Most watersoluble blocks and pencils can easily be rewet to rework the washes or lift out colour even after they have dried. Once you’ve applied a wash to Inktense, it dries permanent. This makes it less forgiving if you make a mistake and need to fix it, but it does mean you can layer new colours over previously dry colours without the bottom colour lifting up and muddying the top layer. The only exception is if you’ve used a heavy application of the dry product; in some cases, not all of it will wash out completely, meaning applying more water will activate it again.
In addition to using these on paper, they can also be applied to fabrics, though you may need to use fabric fixative in addition to water if you want to ensure it stays permanent. I haven’t tried them on fabric, but it could be a useful tool if you enjoy textile crafts or want to decorate a costume of some sort.
Aside from two or three of the reds and violets, the whole range is rated at least 6 on the blue wool scale, which means they are supposedly lightfast. However, the pencils are ink-based, and coloured ink is typically not that durable; given that I’ve also seen a few other artists say they conducted lightfastness tests on the Inktense pencils and they failed miserably, I’d be inclined to treat them as fugitive (though I’m planning to start my own tests on the Inktense soon and will update this post once I have some results). The full 72 set of Inktense pencils comes with 71 colours and one Outliner. At first, this just looks like a standard greylead, but it seems to be more water resistant than standard greylead pencils. While other greyleads smudge and muddy anything surrounding it when you wash over it, the Outliner stays where you put it. Though you could just as easily use a black ink marker to create indelible outlines, the Outliner pencil could be useful if you want a more subtle outline. It is a little bit harder to lift up the Outliner with a kneadable eraser than it is to lift a normal grey lead, though, so keep this in mind if you don’t want any pencil lines to show in your drawing.
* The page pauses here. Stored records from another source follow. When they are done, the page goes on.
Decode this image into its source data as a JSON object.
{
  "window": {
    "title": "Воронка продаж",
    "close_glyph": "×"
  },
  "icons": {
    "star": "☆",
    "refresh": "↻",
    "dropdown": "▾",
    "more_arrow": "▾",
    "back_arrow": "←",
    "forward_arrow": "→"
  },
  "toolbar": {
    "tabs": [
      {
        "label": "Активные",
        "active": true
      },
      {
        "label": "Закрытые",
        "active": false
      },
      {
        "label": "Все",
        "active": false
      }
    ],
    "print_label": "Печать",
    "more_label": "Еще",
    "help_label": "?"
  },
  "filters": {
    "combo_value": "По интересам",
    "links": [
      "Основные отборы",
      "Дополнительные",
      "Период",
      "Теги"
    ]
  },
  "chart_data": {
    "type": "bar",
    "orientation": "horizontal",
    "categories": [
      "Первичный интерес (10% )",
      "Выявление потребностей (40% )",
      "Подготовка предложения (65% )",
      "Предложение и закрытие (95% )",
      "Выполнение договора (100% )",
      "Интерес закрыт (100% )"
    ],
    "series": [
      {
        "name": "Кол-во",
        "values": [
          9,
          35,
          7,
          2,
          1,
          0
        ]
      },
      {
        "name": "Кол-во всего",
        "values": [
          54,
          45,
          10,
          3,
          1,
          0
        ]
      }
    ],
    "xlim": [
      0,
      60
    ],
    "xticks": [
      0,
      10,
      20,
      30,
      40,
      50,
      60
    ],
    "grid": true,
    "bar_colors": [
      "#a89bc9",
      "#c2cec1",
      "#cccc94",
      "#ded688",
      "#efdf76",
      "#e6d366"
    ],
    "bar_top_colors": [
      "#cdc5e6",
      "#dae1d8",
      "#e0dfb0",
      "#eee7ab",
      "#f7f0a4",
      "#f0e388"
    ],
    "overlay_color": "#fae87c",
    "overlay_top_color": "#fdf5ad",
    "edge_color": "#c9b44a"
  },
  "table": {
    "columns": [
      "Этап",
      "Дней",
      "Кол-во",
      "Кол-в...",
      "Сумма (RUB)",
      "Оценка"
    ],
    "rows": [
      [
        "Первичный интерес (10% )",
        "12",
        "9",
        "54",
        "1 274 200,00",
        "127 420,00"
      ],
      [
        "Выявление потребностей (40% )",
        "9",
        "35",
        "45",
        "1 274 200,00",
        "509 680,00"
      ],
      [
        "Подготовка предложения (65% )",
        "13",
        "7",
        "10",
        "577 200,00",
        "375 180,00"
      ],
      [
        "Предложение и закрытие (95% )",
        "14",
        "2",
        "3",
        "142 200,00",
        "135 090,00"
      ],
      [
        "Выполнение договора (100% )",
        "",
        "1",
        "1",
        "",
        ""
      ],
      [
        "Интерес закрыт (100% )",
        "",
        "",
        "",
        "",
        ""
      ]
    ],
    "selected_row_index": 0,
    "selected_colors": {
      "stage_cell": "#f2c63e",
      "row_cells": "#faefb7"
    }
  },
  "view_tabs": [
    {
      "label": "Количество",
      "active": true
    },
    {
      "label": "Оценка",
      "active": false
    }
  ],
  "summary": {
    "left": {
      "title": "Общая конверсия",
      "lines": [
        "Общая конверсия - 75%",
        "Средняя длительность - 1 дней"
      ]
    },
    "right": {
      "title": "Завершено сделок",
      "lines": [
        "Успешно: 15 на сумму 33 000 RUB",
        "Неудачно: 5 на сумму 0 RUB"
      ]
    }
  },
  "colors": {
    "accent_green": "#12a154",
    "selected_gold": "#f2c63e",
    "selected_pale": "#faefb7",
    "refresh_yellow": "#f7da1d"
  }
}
Not long after the Inktense pencils came out, Derwent also released Inktense blocks. Given that the core material of both products is the same, I decided I might as well review both in a single post.
The Inktense blocks are solid sticks of pigment and have a firm yet smooth texture, a bit like some of the better quality hard pastels I’ve used. They are almost exactly the same size as the Faber-Castell Polychromos pastels. These long, square sticks are excellent for laying down large areas of colour, either by laying the whole stick on its side or by breaking the sticks into smaller pieces for a little more control. You can also just use the set of blocks like a watercolour pan set and pick up colour with your brush directly from the blocks; though you could do this with the tips of the pencils, it’s a lot easier and faster to do so with the blocks.
Here is a peacock I painted using the Inktense pencils and blocks.
When I bought my set of Inktense blocks, the 24 colour set was the largest one available. However they have since expanded the set to a full 72 colour range. Though the colour range is otherwise identical across both products, one colour in the Inktense blocks – Turquoise – is not available in the Inktense pencils range, or at least it’s not in the 72 colour tin. If I were buying Inktense products now for the first time, I would just go straight for the full range block set. Using the corners, you can still make fine detailed marks as you would with pencils, but the blocks have the added advantage of allowing you to use them on their sides to cover large areas quickly (the block sets are also slightly cheaper than the pencil sets).
If you haven’t tried any Inktense pencils or blocks, I’d recommend buying at least a few single ones to give them a go. Or perhaps treat yourself to one of the Inktense Collection tins, where you get a selection of both pencils and blocks in one set. Even though their lightfastness is questionable, they’d be great for those who scan and sell their art digitally. Whether you’re a fine artist or just want a new way to decorate materials, Inktense will be a welcome addition to your studio.